I did all I could do for her while screaming for my husband to wake up and call for an ambulance. She went limp in my arms, she was so lethargic-but still breathing. I didn’t let her go until I laid her little body on that gurney inside the ambulance myself. My husband followed behind us in the ambulance calling family members the whole way to the closest hospital. While I steadied myself in the back with Mila,holding the oxygen to her nose.
Upon arrival at the ER knew things were worse than expected. I stood in the room they wheeled her into while frantic nurses came in and out looking at me with sadness in their eyes while they hooked my perfect child up to IV’s from head to toe. The doctor came in shortly after my husband made it to her room, “we think it’s meningitis” he told us before hugging me. The med evac team was already called and on it’s way to take her to a hospital with a pediatric ICU.
We were so scared, but still hopeful. I have a bit of medical back ground so I had already shut down completely at the news. That still didn’t prepare me for her next doctor in the least. It killed me that I couldn’t ride over with her in the helicopter, every moment she was away from me killed me. My baby was sick and didn’t know a single person the whole way over, my head was spinning in the waiting room. I needed to get to her room or just to her wherever she was, I’m her mom and she needed me. Surely they would at least come get me to be with her! Not quite..

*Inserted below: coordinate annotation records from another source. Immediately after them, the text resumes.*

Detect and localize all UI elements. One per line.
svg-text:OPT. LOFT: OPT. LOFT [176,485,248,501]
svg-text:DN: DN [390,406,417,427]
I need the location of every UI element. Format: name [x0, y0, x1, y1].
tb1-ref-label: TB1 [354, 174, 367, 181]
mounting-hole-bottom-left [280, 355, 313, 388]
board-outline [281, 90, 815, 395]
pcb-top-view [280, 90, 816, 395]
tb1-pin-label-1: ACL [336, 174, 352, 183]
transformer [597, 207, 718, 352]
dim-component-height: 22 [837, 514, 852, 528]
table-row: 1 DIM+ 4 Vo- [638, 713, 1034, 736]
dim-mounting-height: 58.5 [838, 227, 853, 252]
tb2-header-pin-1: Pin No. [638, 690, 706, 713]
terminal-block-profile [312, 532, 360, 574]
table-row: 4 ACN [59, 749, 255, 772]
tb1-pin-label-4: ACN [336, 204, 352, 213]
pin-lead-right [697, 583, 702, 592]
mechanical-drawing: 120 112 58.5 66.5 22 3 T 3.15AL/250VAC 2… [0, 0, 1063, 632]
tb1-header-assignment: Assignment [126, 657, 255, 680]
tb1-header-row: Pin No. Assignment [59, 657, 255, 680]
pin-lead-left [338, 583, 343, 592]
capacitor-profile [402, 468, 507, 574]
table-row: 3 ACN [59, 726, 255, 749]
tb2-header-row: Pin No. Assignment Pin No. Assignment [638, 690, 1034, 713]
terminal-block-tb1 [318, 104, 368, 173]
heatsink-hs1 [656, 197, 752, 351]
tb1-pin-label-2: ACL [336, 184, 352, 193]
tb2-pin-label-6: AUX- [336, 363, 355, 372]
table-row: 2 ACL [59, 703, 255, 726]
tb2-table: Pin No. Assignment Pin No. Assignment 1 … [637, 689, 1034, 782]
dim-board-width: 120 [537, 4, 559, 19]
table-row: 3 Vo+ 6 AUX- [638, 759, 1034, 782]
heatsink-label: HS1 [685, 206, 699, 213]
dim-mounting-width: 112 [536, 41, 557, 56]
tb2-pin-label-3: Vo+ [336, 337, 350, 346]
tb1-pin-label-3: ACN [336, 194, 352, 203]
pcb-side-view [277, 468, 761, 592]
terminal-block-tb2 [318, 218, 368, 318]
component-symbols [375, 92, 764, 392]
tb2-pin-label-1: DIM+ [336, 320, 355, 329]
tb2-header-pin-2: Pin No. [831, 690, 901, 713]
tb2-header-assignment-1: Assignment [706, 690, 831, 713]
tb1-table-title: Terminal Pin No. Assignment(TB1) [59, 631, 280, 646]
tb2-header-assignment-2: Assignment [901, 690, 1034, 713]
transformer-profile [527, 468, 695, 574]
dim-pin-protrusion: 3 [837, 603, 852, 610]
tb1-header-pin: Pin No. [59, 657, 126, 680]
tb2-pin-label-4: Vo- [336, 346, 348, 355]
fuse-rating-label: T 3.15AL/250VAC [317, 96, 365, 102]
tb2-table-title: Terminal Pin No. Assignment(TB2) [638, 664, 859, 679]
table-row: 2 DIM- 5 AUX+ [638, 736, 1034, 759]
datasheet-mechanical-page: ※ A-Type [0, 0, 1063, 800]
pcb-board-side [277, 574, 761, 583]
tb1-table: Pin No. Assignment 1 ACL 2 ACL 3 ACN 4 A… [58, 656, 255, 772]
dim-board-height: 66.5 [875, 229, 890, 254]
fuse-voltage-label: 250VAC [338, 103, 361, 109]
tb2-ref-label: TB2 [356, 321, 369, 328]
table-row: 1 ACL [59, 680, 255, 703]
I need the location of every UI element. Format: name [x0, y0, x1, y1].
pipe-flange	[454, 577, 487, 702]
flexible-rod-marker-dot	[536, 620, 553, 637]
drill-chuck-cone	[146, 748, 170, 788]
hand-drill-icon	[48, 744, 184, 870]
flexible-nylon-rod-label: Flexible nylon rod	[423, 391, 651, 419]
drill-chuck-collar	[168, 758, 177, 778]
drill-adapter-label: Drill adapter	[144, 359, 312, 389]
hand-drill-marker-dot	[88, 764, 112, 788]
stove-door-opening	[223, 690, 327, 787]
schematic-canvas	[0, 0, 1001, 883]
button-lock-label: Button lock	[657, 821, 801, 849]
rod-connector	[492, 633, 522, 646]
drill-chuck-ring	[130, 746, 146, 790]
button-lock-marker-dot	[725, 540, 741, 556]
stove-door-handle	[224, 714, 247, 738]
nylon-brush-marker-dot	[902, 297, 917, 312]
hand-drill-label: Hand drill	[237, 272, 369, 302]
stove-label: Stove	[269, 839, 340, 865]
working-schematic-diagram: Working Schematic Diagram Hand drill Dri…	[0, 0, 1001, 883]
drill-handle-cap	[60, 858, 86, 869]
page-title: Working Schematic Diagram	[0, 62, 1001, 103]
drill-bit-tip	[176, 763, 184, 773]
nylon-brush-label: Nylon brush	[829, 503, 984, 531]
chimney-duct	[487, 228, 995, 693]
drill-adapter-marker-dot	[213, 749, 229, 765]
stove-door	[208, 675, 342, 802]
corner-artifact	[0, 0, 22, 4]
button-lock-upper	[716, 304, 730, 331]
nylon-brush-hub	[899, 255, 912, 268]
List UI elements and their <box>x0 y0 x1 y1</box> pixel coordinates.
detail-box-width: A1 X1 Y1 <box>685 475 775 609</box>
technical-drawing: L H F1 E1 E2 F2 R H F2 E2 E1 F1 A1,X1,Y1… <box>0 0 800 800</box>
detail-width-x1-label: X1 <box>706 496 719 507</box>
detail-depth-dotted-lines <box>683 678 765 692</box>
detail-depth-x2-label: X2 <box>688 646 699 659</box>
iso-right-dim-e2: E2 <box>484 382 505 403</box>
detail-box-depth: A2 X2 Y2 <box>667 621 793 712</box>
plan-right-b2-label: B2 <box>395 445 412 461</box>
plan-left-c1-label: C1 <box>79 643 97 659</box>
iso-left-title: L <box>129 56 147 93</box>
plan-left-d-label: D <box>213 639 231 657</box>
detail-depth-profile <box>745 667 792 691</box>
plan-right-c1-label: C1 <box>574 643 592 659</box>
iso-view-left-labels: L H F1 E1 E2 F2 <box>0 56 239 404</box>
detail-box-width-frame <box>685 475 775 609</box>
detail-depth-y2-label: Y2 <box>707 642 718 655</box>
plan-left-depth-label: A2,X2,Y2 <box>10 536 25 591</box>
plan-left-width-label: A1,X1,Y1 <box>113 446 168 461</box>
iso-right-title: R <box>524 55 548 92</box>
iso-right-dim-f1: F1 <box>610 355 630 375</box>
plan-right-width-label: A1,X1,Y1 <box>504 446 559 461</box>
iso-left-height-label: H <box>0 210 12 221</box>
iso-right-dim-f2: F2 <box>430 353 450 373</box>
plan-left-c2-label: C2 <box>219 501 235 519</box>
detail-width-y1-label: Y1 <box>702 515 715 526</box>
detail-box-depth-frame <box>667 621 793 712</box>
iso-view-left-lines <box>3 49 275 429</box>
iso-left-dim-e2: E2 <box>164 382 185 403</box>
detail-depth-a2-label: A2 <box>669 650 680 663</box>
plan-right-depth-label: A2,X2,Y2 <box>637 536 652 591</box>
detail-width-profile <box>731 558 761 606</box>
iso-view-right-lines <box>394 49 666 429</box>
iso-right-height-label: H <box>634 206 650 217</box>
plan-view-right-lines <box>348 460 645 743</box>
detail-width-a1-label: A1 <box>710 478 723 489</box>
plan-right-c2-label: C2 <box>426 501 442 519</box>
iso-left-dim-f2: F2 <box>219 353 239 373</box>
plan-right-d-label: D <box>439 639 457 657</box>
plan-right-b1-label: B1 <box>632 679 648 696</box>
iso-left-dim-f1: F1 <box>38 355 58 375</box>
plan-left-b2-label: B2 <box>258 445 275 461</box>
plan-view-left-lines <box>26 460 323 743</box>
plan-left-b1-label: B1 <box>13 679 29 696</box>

The peds doctor came to the waiting room after a while to speak to us privately. He said his name then, “she will not survive this”. The rest was static in my head, but he was telling my family that our Mila Rose had contracted meningococcal meningitis. A strain he had only ever seen 6 cases of in his career, and out of them only one teenage patient had survived it. The next hour was sobbing, no one could stop. I wanted to scream, I didn’t want to believe him, but I knew it was true.
My whole world was in a big hospital bed hooked up to a room full of equipment when I finally was allowed back to see her. Her little body was splotched with blood poisoning, and sedated. I wouldn’t leave her side, I didn’t sleep, I barely ate or drank anything. I would have done anything in this world to take her place, but all I could do was kiss her little face and cry. It couldn’t be real, but it was.
So much happened in the few days I spent sleeping in a hospital bed next to my sick baby girl. But ultimately when it came time for them to ask the hard question, I knew my answer with out faltering. I would not let her suffer any longer, she was declared brain dead with all of the scans, tests, and retests to prove it. I had to give her the peace she deserved, so on May 20th at the same time of morning that she was born, we began turning off the machines that were keeping her body living.
I rocked her to sleep for the last time singing her all of our songs and reading her favorite book to her. And once she was gone, I rocked her some more. Her nurses didn’t rush me, so I gave her a bed bath and fixed her hair. They let me hold her and love on her until the funeral home arrived instead of taking her from me to set in a freezer down in the morgue, and I’ll forever be grateful.
The days that followed are a blur, I couldn’t tell you who was at her funeral or much of anything except how beautiful she looked in her Disney gown and real tiara surrounded by flowers. Or how it felt to have to leave her at a cemetery in the rain to be buried after the service.
My life will never look the same because she lived and I wouldn’t change that for anything. In her little life she left her mark on so many people, she was such a special girl. I’m so proud to be her mommy, even if it looks a lot different now.